Puigdemont and two fellow Catalan separatists won seats in the European Parliament in 2019, two years after fleeing Spain because they had led a failed secession attempt for Catalonia, a move that Spain has deemed illegal.
On Monday, Puigdemont, along with cohorts Toni Comín and Clara Ponsatí, faces a vote by the European Parliament on whether to lift their immunity as lawmakers, a move that has been recommended by the parliament’s Legal Affairs Committee.
“We contemplate all scenarios, obviously even that we will lose our immunity, which is the most likely,” Puigdemont told The Associated Press via on Sunday from his residence in Waterloo, Belgium. “But we know that would not be the end of the road.”

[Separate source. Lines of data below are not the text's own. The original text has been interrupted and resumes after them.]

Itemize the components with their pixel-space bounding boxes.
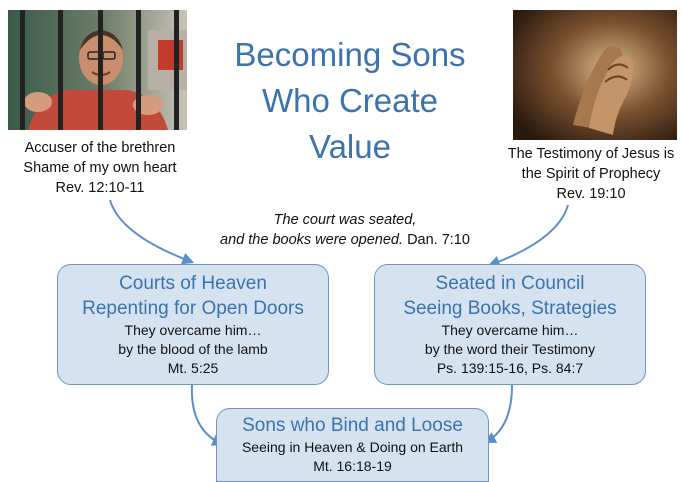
right-caption: The Testimony of Jesus is the Spirit of … — [500, 144, 682, 204]
title-line-1: Becoming Sons — [234, 36, 466, 73]
arrow-right-caption-to-council — [487, 204, 569, 268]
quote-reference: Dan. 7:10 — [407, 232, 470, 248]
council-body-1: They overcame him… — [441, 322, 579, 338]
council-heading-1: Seated in Council — [435, 273, 585, 294]
council-body-3: Ps. 139:15-16, Ps. 84:7 — [436, 360, 584, 376]
scripture-quote: The court was seated, and the books were… — [195, 210, 495, 250]
sons-who-bind-box: Sons who Bind and Loose Seeing in Heaven… — [216, 408, 489, 482]
seated-in-council-box: Seated in Council Seeing Books, Strategi… — [374, 264, 646, 385]
slide-title: Becoming Sons Who Create Value — [200, 32, 500, 170]
left-caption-line-2: Shame of my own heart — [23, 160, 177, 176]
courts-body-3: Mt. 5:25 — [167, 360, 219, 376]
left-caption-line-1: Accuser of the brethren — [24, 140, 176, 156]
quote-line-2: and the books were opened. — [220, 232, 404, 248]
right-caption-line-1: The Testimony of Jesus is — [507, 146, 675, 162]
council-body-2: by the word their Testimony — [424, 341, 596, 357]
right-caption-line-3: Rev. 19:10 — [556, 186, 626, 202]
arrow-council-to-sons — [483, 384, 513, 444]
sons-body-2: Mt. 16:18-19 — [313, 458, 392, 474]
left-caption-line-3: Rev. 12:10-11 — [55, 180, 145, 196]
courts-body-1: They overcame him… — [124, 322, 262, 338]
quote-line-1: The court was seated, — [273, 212, 417, 228]
praying-hands-photo — [513, 10, 677, 140]
courts-heading-1: Courts of Heaven — [119, 273, 267, 294]
left-caption: Accuser of the brethren Shame of my own … — [5, 138, 195, 198]
courts-body-2: by the blood of the lamb — [118, 341, 268, 357]
title-line-3: Value — [309, 128, 391, 165]
right-caption-line-2: the Spirit of Prophecy — [521, 166, 661, 182]
council-heading-2: Seeing Books, Strategies — [403, 298, 617, 319]
sons-heading: Sons who Bind and Loose — [242, 415, 463, 436]
sons-body-1: Seeing in Heaven & Doing on Earth — [241, 439, 464, 455]
courts-of-heaven-box: Courts of Heaven Repenting for Open Door… — [57, 264, 329, 385]
arrow-left-caption-to-courts — [109, 199, 195, 265]
title-line-2: Who Create — [261, 82, 439, 119]
courts-heading-2: Repenting for Open Doors — [82, 298, 304, 319]
prisoner-photo — [8, 10, 187, 130]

Lifting their immunity would allow Spain to once again pursue their extradition to stand trial like their fellow separatist leaders who remained in Spain and were found guilty of sedition and the misuse of public funds for the 2017 breakaway bid.
So far, courts in Belgium, Germany and Britain have refused to send Puigdemont and his colleagues back on grounds of sedition as requested by Spain.
Puigdemont said besides resisting in the national courts, the three will also “take our case to the Court of Justice of the European Union.”